Een boek kun je drie keer lezen, maar leven doe je maar één keer. Je kunt je leven maar één keer
leiden.
Tony is jong. Tony maakt een fout. Tony verdringt die fout
en beseft niet wat hij ermee heeft aangericht in de levens van anderen. Hij
leidt, met een middelmatig onvermogen tot empathie, zijn eigen leven. Het is
een middelmatig leven, zoals ‘de meeste levens’: vol compromissen en
benepenheid. Op het eind van zijn middelmatige leven – de oorspronkelijke titel
van Barnes’ boek is The Sense of an
Ending – beseft hij de ware omvang van zijn veertig jaar eerder gemaakte
fout. Hij voelt: wroeging.
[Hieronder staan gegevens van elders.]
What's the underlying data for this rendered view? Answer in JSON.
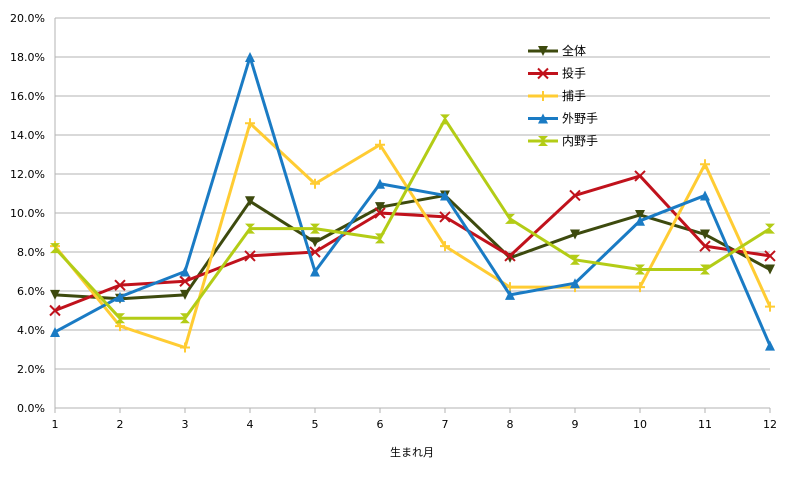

Wroeging is spijt over iets dat niet ongedaan kan
worden gemaakt. Maar hij voelt ook: ‘een meer algemene wroeging’, over het
leven, omdat het niet kan worden overgedaan en omdat foute beslissingen niet
kunnen worden verbeterd. En hij voelt: ‘een speciaal soort wroeging’. Dat is:
‘een pijn, eindelijk teweeggebracht bij iemand die altijd had denken te weten
hoe hij het kon vermijden te worden zeer gedaan – en juist om die reden teweeggebracht’.
Romans gaan over ‘de ontwikkeling van een karakter binnen
een bepaald tijdsverloop’. De verandering die Tony ondergaat, is dat hij beseft
dat hij door zijn gebrek aan empathie fouten heeft gemaakt, maar ook dat zijn
leven middelmatig is geweest en hopeloos op zijn einde loopt. Hij heeft één
grote particuliere fout gemaakt, maar ook één grote algemene fout: hij heeft
pijn vermeden, hij is de grote uitdagingen niet aangegaan, hij heeft gekozen
voor een risicoloos en onavontuurlijk bestaan – en daardoor is hét leven, in al
zijn grootsheid en veelzijdigheid, grotendeels aan hem voorbijgegaan. En nu
staat hij daar: mislukt huwelijk, een dochter die hij nauwelijks te zien
krijgt, de schande van een vreselijke fout veertig jaar geleden begaan, toenemende
kaalhoofdigheid en nog maar enkele jaren te gaan.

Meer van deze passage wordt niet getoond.